Folks who tend to have high cholesterol and anyone interested should get their ApoE genes checked: it can be done through a routine blood test, but insurance often doesn’t cover it. Some contractual labs (Cleveland Heart Lab, Genova, SpectraCell) have some less expensive ways of finding out the information. 23andMe.com provides ApoE information as part of their routine raw data collection, but a minority (15%) of the samples come back as unread for the ApoE3 genes. The rest of the information is still valid and useful!

If you have one or two copies of the ApoE4 gene, you are at increased risk for dementia and cardiovascular disease. The general risk of Alzheimer’s is about one in nine: ApoE3/4 increases your risk up to about one out of three. Two copies raise your risk to about 95%. With the ApoE4 gene, you are overly good at absorbing cholesterol and might have high levels. You also can tend to over-do inflammation, which is an aspect of those two diseases, as well as many others.

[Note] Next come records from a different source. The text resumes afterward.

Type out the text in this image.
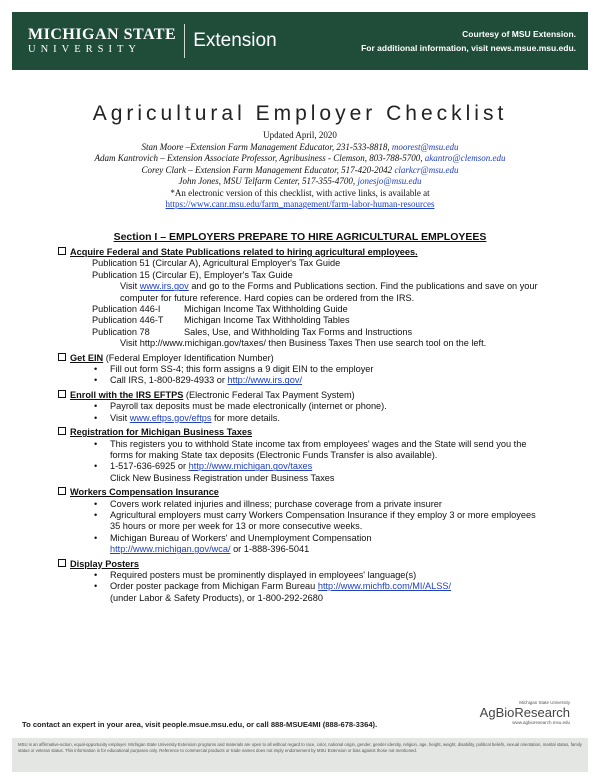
MICHIGAN STATE
UNIVERSITY	Extension	Courtesy of MSU Extension.
For additional information, visit news.msue.msu.edu.
Agricultural Employer Checklist
Updated April, 2020
Stan Moore –Extension Farm Management Educator, 231-533-8818, moorest@msu.edu
Adam Kantrovich – Extension Associate Professor, Agribusiness - Clemson, 803-788-5700, akantro@clemson.edu
Corey Clark – Extension Farm Management Educator, 517-420-2042 clarkcr@msu.edu
John Jones, MSU Telfarm Center, 517-355-4700, jonesjo@msu.edu
*An electronic version of this checklist, with active links, is available at
https://www.canr.msu.edu/farm_management/farm-labor-human-resources
Section I – EMPLOYERS PREPARE TO HIRE AGRICULTURAL EMPLOYEES
Acquire Federal and State Publications related to hiring agricultural employees.
Publication 51 (Circular A), Agricultural Employer's Tax Guide
Publication 15 (Circular E), Employer's Tax Guide
Visit www.irs.gov and go to the Forms and Publications section. Find the publications and save on your computer for future reference. Hard copies can be ordered from the IRS.
Publication 446-I	Michigan Income Tax Withholding Guide
Publication 446-T	Michigan Income Tax Withholding Tables
Publication 78	Sales, Use, and Withholding Tax Forms and Instructions
Visit http://www.michigan.gov/taxes/ then Business Taxes Then use search tool on the left.
Get EIN (Federal Employer Identification Number)
• Fill out form SS-4; this form assigns a 9 digit EIN to the employer
• Call IRS, 1-800-829-4933 or http://www.irs.gov/
Enroll with the IRS EFTPS (Electronic Federal Tax Payment System)
• Payroll tax deposits must be made electronically (internet or phone).
• Visit www.eftps.gov/eftps for more details.
Registration for Michigan Business Taxes
• This registers you to withhold State income tax from employees' wages and the State will send you the forms for making State tax deposits (Electronic Funds Transfer is also available).
• 1-517-636-6925 or http://www.michigan.gov/taxes
Click New Business Registration under Business Taxes
Workers Compensation Insurance
• Covers work related injuries and illness; purchase coverage from a private insurer
• Agricultural employers must carry Workers Compensation Insurance if they employ 3 or more employees 35 hours or more per week for 13 or more consecutive weeks.
• Michigan Bureau of Workers' and Unemployment Compensation
http://www.michigan.gov/wca/ or 1-888-396-5041
Display Posters
• Required posters must be prominently displayed in employees' language(s)
• Order poster package from Michigan Farm Bureau http://www.michfb.com/MI/ALSS/
(under Labor & Safety Products), or 1-800-292-2680
Michigan State University
AgBioResearch
www.agbioresearch.msu.edu
To contact an expert in your area, visit people.msue.msu.edu, or call 888-MSUE4MI (888-678-3364).
MSU is an affirmative-action, equal-opportunity employer. Michigan State University Extension programs and materials are open to all without regard to race, color, national origin, gender, gender identity, religion, age, height, weight, disability, political beliefs, sexual orientation, marital status, family status or veteran status. This information is for educational purposes only. Reference to commercial products or trade names does not imply endorsement by MSU Extension or bias against those not mentioned.
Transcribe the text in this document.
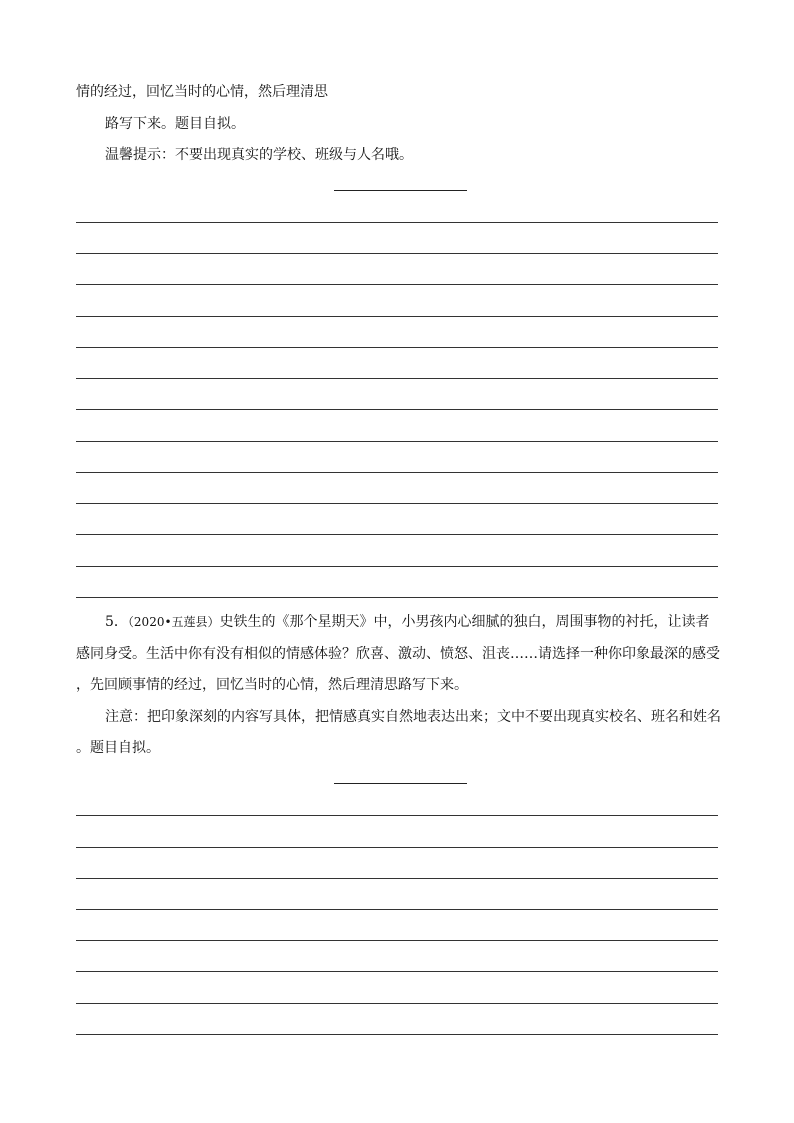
情的经过，回忆当时的心情，然后理清思
路写下来。题目自拟。
温馨提示：不要出现真实的学校、班级与人名哦。
5．（2020•五莲县）史铁生的《那个星期天》中，小男孩内心细腻的独白，周围事物的衬托，让读者
感同身受。生活中你有没有相似的情感体验？欣喜、激动、愤怒、沮丧……请选择一种你印象最深的感受
，先回顾事情的经过，回忆当时的心情，然后理清思路写下来。
注意：把印象深刻的内容写具体，把情感真实自然地表达出来；文中不要出现真实校名、班名和姓名
。题目自拟。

Your dietary needs are a bit different from other folks with high cholesterol.

  1. Much as I think red meat and full-fat dairy are good for most people, they are not good for you. They can be quite inflammatory and create unhealthy profiles of lipid particles.
  2. Use red meat, dairy and even poultry as an occasional protein source, not a regular one.
  3. Stick to fatty fish and shellfish and eat a lot of it. Choose wild-sourced seafood and get yourself checked for mercury toxicity through a routine lab test or specialty lab. (I use Genova for that.) If your multi-vitamin doesn’t contain selenium, take 100 mg each time you eat tuna or a not-so-carefully-sourced fish.
  4. Olive oil and avocado and eggs are still good for you!
  5. Coconut oil may be inflammatory: if you love it, check yourself on and off it for inflammation levels.
  6. Green and leafy and cruciferous vegetables are great for all of us!
  7. Grains in general, and gluten in particular, can raise levels of inflammation: go without.
    Intermittent fasting is good for you: can you go 12-15 hours a day without eating?  Cultivate the ability!

Beyond dietary considerations, pay special attention to the other factors that increase dementia risk and consider following the program described in my dementia articles here and here.

  1. A history of any hormonal challenges (hypothyroid, early menopause, etc.) or history of hormone-sensitive cancers (breast, colon, prostate)
  2. History of head injury
  3. Insulin resistance or pre-diabetes
  4. Sleep disorder of any sort or increased stress
  5. High levels of homocysteine

The good news is that lifestyle can go a long way to compensate for the genetic challenge of having a truly antique gene in your makeup.